Mr Martin believes understanding floods and planning for them has not kept up with the rate of development across the state’s river catchments.
“Levees, roadways or other structures built on the landscape alter the movement of floodwater, and we’re concerned that this is why we’re seeing unprecedented flooding in new places,” Mr Martin said.
He said it is time to face the real consequences of those decisions.
“Flooding rains can’t be avoided, but we can avoid exacerbating the problem, and we can prevent future loss of life, of livelihoods, of property and of business.”
Disrupting natural flows
One of Australia’s most complex and dangerous flood plains lies on the outskirts of Sydney.
The Hawkesbury Valley has been smashed by six floods over the past three years.
But before 2020, the region had gone 30 years without a major flood, which locals say lulled planning authorities into a false sense of security.
Richmond turf farmer Jess Micallef said tens of thousands of new homes have exacerbated inundations in an already flood-prone area.
“Every time that a development goes up, a road, anything like that makes a huge difference … whether it be how quick we flood [because] there’s not as much soaking ground anymore,” she said.
She is among those who want more done to protect thousands of at-risk homes, businesses and farms.
Floods have done extensive damage to her farm, and those nearby.
Erosion has torn a 300-metre-wide hole in the riverbank, and in last year’s floods water broke through and inundated formally dry land, she said.
“The process of the water is not a natural process now.

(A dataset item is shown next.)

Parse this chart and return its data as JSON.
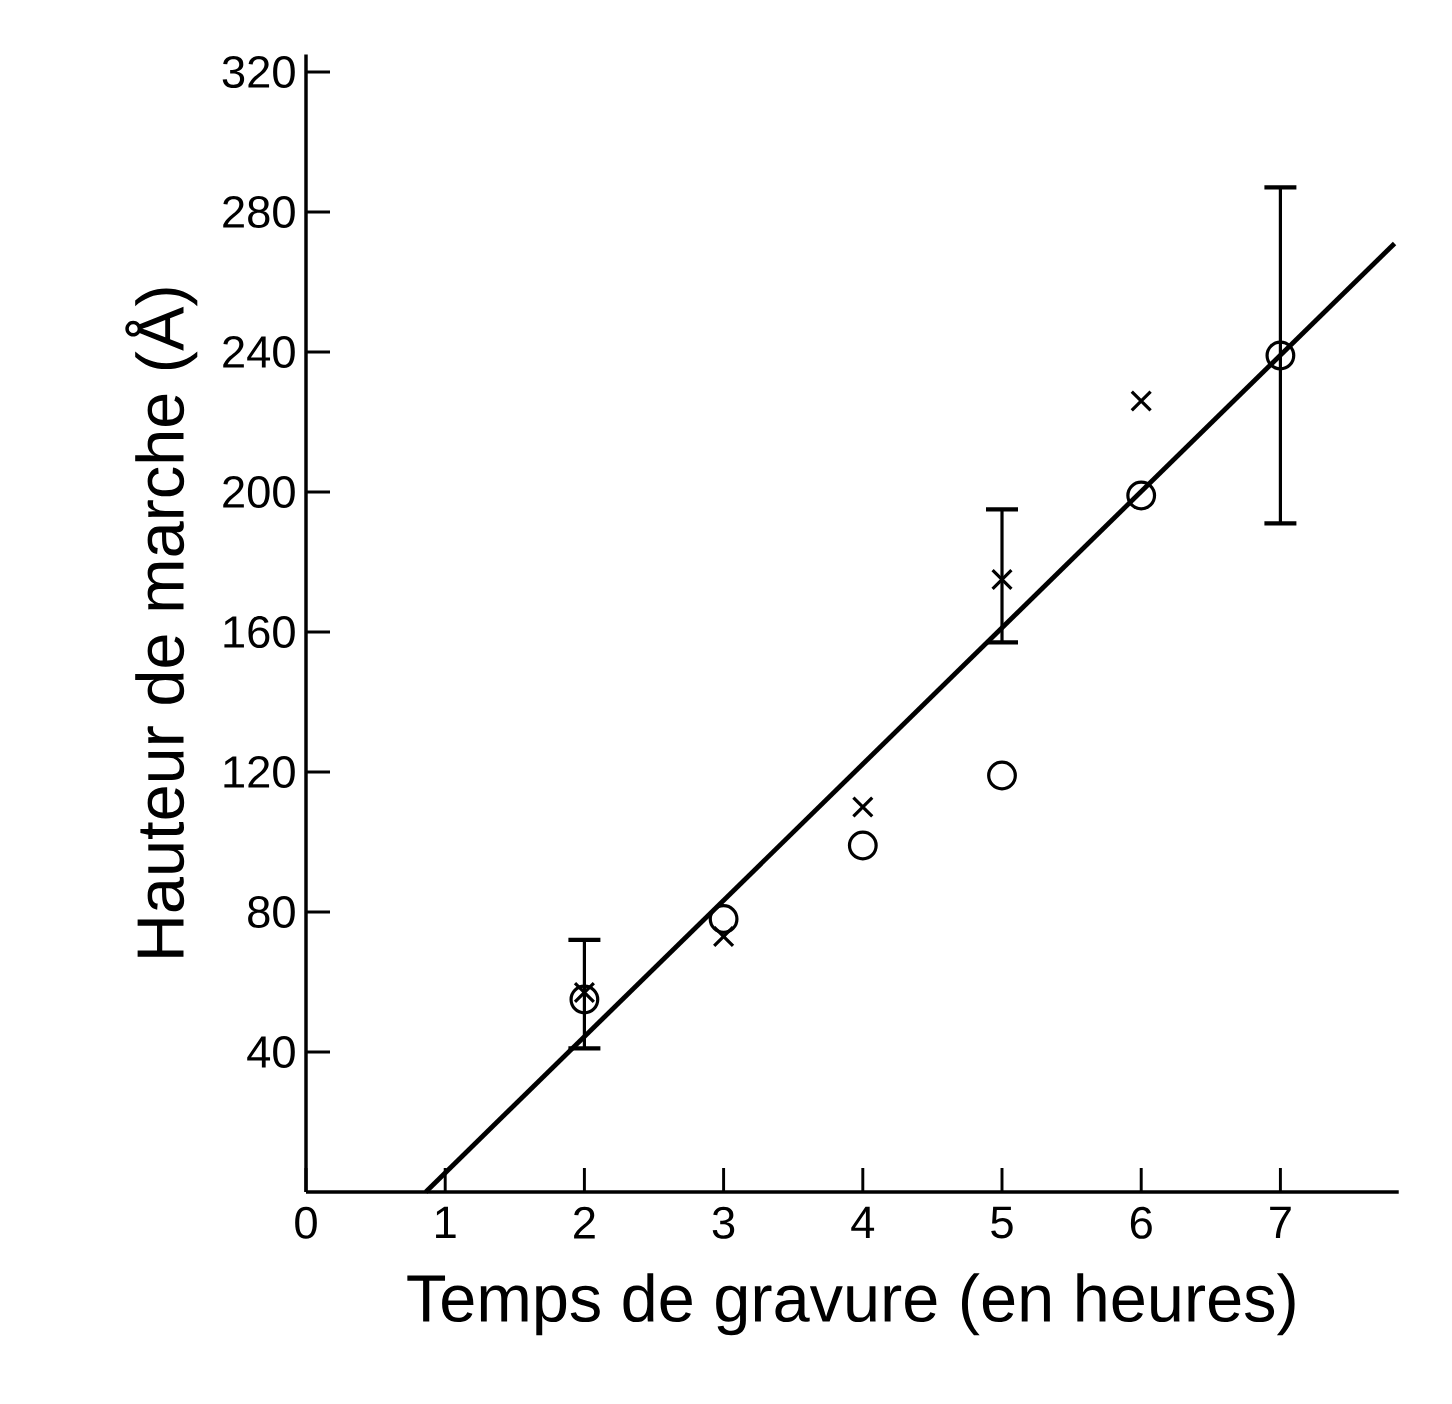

It’s been been played with, it’s been tampered with and we’ve done nothing about it.”
Ms Micallef is concerned there are no concrete plans on how to protect this community.
“If you change things on one side you must change things on the other, otherwise there’s going to be a disaster and there has been a disaster. Multiple times,” she said.
The Minns Government has ruled out raising the Warragamba Dam wall, a project it claims will not guarantee downstream communities will be safe from floods, and would do damage to heritage and the environment.
Instead, it will look at more immediate options such as building levee banks, improving evacuation routes and emergency communications.
Flood plain populations grow
The Hawkesbury City Council rued the decision to rule out the dam wall upgrade.
“You need to step up to our community and tell us what you’re going to do to protect us,” Liberal party councillor and Mayor Sarah McMahon said.
“We still need a longer-term flood mitigation option and the raising of the Warragamba Dam wall proved by independent data that would lower floods here in Windsor by three to four metres.
“That means hundreds of homes, farms, small businesses not impacted.”
She said far more people are living in flood-prone areas.
“Because we’re moving more people out and we have to cater for more people who are also stranded — the risk does increase. Every single life means that risk increases.
“We end up as the end result of all that development, so we need to have a broader conversation.”
NSW Farmers want a review to draw on local knowledge and state-of-the-art technology such as aerial laser mapping, known as LIDAR, to understand the landscape and how future events could play out.
It would take into account both legal and illegal works.
Water management specialist Celine Steinfeld from the Wentworth Group of Concerned Scientists said that would fill a knowledge gap.
“Planning on flood plains has been increasingly favouring the development of river systems and the real challenge of managing the flood risk and ecological element I think is still yet to come,” Ms Steinfeld said.
“The big opportunity here is we can ensure flood plains can safely pass water through them and we can have agricultural and ecological systems working together.”
But she said living in such areas always comes with risks and uncertainties.
In a statement, a spokesperson for the state’s Department of Planning and Environment said the government made an election commitment to proactively plan and mitigate against the impacts of floods by “drafting new rules and updating planning processes to stop inappropriate developments on dangerous flood plains throughout NSW”.
The statement said, in line with the recommendations of the independent 2022 Flood Inquiry, the department would work with the NSW Reconstruction Authority to create a risk-based approach to flood planning.